# Ordner und Dateien nicht ändern/bearbeiten/löschen mit PowerShell Skript



## Lockjaw (23. April 2019)

Hallo,

ich bin neu hier und hoffe, dass ihr mir bei meinem Anliegen helfen könnt 
Ich habe vor, die Berechtigungen für Ordner und Unterordner per PowerShell Skript zu vergeben. Dabei sollen alle (bis auf die Admins) nur Daten in die (Unter)Ordnern ablegen können und diese öffnen. In diesem Ordner dürfen die Dateien (Inhalt und Name) nicht geändert oder gelöscht werden. Das selbe gilt auch für die Ordner.

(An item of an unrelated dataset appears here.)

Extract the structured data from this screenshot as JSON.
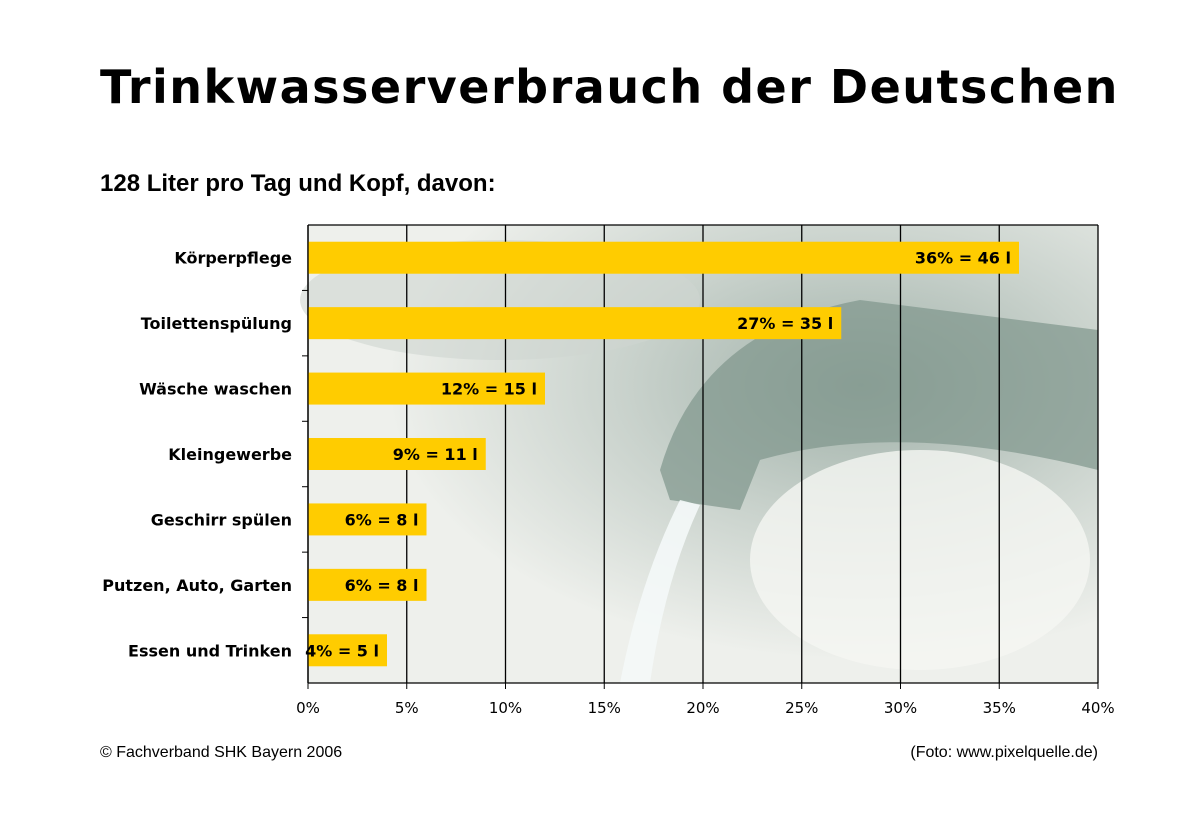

Da ich noch in der Schreib bzw. Test-Phase bin, reduziere ich das ganze natürlich auf ein Test-Ordner, worauf ein Test-User folgende Berechtigungen bekommen soll:



```
########################################################################################################################
##########################################################################################################################
#
# Author:    Name
#
# Date:        23.04.2019
#
# Version:    1.00    
#
# Comment:    .\FolderScript.ps1     Searches for folders in the specifies filesystem and modifies the NTFS accessrights.
#                
#
##########################################################################################################################

##########################################################################################################################
#
# Constants and variables
#
##########################################################################################################################



$StartPath = "\\Pfad des Ordners"

##########################################################################################################################
#
# Functions
#
##########################################################################################################################

function Process-ACL ($Folder)
{
        #read current acl
        $acl = Get-Acl $Folder
        #disable inheritance
        $acl.SetAccessRuleProtection($True, $False)
        #set-owner -needed for altering the access rights
        $acl.SetOwner([System.Security.Principal.NTAccount] "Lokaler Admin")
        #build the new permissions
        #default permissions
    
        $rule = New-Object System.Security.AccessControl.FileSystemAccessRule("Administrators","FullControl", "ContainerInherit, ObjectInherit", "None", "Allow")
        $acl.AddAccessRule($rule)
            Set-ACL Folder $acl
        $rule = New-Object System.Security.AccessControl.FileSystemAccessRule("System","FullControl", "ContainerInherit, ObjectInherit", "None", "Allow")
        $acl.AddAccessRule($rule)
           Set-ACL $Folder $acl
        $rule = New-Object System.Security.AccessControl.FileSystemAccessRule("Domäne\Domain Admins","FullControl", "ContainerInherit, ObjectInherit", "None", "Allow")
        $acl.AddAccessRule($rule)    
        Set-ACL $Folder $acl
        $rule = New-Object System.Security.AccessControl.FileSystemAccessRule("Domäne\user-test","ReadAndExecute", "ContainerInherit, ObjectInherit", "None", "Allow")
        $acl.AddAccessRule($rule)    
        Set-ACL $Folder $acl
        

}
    
    
    
##########################################################################################################################
#
# Main code
#
##########################################################################################################################

$Folders = Get-ChildItem $StartPath  -recurse | ? {($_.psiscontainer)}


    ##################################################################################################
    # main loop 
        foreach ($Folder in $Folders.Fullname) {
    
        Process-ACL ($Folder)            
    }
    # End main loop
    ##################################################################################################
    ##################################################################################################
```

Das setzen der Berechtigung zum änder/löschen funktioniert soweit, auch wenn ich im PowerShell relativ viele rote Meldungen bekomme. 
Im File-System wurden alle User/Gruppen hinzugefügt mit den entsprechenden Berechtigungen.
Das Problem ist jetzt, dass ich auch keine Berechtigung habe, Dateien in den Haupt- und Unterordner zu abzuspeichern.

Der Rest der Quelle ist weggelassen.